Growing Up In Small Town America Part 7

 WIDE OPEN SPACES


I grew up in Wilbarger County which was organized as a county in 1881 which was only 75 years before I was born there. This western history impacted my formative years because I was raised in a progressive small community which was filled with its own, fairly current, rich history. It became a part of who I am. My great- grandparents were born in the late 1870s and 1880s and my grandparents were born in very early 1900s; most all of them were born in the early stages of Texas’s development. Most of the Texas counties to the west of Vernon were not even formed. The railroad came through in 1886 and much of our existence still revolved around the train in the 50s.
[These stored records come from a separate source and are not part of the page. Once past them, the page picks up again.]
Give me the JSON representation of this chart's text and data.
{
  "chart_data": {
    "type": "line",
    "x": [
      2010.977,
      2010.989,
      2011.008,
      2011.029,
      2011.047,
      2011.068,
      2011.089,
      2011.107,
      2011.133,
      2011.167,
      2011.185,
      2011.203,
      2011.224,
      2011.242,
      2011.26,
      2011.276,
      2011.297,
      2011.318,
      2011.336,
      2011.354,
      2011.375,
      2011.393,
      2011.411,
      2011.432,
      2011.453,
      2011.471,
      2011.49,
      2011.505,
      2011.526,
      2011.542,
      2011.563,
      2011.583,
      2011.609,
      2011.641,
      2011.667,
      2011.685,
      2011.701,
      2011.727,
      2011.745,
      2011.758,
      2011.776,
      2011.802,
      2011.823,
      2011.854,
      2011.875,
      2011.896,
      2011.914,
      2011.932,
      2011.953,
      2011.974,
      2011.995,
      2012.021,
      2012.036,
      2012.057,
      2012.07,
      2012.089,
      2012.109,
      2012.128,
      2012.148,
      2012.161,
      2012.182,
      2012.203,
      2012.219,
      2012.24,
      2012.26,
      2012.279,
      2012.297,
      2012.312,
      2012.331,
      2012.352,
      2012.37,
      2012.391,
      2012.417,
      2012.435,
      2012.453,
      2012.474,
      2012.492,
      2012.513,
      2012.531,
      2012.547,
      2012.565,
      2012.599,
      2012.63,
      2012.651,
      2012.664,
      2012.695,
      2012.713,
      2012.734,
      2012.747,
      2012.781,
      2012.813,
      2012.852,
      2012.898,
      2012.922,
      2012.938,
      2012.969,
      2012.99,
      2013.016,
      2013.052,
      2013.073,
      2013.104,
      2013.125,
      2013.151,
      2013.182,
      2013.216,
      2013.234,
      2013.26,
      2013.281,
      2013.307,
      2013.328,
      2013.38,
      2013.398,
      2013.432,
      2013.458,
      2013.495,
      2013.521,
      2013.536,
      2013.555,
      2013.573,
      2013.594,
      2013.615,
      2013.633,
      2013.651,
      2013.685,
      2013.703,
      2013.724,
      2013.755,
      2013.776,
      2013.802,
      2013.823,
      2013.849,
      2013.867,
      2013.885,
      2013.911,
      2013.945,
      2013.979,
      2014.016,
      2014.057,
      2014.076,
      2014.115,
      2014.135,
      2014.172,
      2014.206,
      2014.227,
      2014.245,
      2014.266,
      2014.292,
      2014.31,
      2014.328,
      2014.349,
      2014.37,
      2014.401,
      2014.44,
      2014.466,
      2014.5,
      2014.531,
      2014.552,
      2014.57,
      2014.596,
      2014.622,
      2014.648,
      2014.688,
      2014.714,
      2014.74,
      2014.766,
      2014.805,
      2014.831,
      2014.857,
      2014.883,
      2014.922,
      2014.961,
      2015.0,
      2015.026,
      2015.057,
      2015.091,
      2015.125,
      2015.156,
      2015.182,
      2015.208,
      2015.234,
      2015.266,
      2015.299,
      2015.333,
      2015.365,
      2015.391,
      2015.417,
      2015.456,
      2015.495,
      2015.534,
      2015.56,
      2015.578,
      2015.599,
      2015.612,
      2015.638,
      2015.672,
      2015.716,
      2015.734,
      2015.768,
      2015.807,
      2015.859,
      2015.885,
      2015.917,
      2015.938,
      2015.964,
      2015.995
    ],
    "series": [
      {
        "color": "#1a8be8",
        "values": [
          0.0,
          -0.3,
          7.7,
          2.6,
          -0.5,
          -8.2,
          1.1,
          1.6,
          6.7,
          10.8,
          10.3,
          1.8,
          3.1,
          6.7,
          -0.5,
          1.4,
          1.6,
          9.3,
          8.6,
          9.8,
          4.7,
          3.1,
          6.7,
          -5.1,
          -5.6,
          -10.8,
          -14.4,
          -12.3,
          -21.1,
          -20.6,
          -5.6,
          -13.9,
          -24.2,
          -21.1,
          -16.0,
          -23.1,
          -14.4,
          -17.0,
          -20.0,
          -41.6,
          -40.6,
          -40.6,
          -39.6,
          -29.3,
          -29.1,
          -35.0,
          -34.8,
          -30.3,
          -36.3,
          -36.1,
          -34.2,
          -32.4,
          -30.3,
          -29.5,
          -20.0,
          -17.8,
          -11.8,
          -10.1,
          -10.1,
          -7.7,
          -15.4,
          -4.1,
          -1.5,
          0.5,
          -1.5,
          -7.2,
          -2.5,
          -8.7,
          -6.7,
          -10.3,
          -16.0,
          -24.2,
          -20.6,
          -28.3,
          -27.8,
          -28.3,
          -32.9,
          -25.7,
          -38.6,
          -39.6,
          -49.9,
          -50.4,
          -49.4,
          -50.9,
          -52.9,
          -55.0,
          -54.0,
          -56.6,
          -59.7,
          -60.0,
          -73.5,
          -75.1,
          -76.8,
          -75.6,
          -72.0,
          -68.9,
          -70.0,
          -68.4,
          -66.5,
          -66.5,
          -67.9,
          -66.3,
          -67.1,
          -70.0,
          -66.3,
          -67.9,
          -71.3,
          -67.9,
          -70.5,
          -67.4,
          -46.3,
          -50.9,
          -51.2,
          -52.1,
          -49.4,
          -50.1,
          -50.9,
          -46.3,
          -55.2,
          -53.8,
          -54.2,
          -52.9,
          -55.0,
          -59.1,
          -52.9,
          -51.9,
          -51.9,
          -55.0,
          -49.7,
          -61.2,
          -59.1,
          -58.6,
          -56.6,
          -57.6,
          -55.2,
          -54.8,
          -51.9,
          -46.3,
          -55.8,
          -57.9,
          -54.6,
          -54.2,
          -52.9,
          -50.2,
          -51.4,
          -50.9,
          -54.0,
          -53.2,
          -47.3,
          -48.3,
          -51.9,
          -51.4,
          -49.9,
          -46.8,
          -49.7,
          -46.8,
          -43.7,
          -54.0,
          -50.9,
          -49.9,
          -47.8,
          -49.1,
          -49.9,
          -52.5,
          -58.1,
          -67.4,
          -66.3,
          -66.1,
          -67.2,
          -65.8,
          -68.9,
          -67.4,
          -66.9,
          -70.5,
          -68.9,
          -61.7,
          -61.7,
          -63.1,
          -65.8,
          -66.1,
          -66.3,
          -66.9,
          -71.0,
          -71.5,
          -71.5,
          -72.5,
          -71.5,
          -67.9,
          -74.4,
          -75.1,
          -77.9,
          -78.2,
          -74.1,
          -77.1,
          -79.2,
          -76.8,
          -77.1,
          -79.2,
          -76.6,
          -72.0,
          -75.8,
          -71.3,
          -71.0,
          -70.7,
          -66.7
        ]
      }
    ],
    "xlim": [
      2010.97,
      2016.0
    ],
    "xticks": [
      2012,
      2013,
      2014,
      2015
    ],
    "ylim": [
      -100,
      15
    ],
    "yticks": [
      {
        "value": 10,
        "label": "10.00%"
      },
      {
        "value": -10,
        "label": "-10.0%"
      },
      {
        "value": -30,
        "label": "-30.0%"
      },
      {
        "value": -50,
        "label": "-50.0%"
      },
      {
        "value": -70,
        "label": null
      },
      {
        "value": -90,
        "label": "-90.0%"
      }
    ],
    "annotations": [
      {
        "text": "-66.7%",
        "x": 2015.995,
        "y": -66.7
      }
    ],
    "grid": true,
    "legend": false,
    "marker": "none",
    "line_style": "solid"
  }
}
Vernon was also on the historic Western Trail at Doan’s Crossing. Still today, Doan’s is celebrated each year with a Doan’s Crossing Picnic. In the early 1960s, Paula and Bryan were selected to participate in this historic event. Paula was a princess (I have some adorable pictures of her) and Bryan was part of a square dancing group that performed. Quanah Parker and the Comanche Indians were common place in our dialogue. The first newspaper was published in 1889, and in a little over 50 years my daddy would own that newspaper. Cattle, sheep, hogs were important to the economy, but when ranchers suffered losses in the 1890s, crop farming became well established in the area, including corn, wheat, oats, and eventually cotton. Cotton became king in the 1920s during the Great Depression, a time that my parents grew up in.  Cotton remained significant, but the oil industry increased and helped offset the losses.

My Pappy, J.C.Jones (Mother’s daddy) grew wheat and cotton, and also hogs. He was a Christian man, a lay minister and a deacon. He was named Conservation Farmer the year before he died.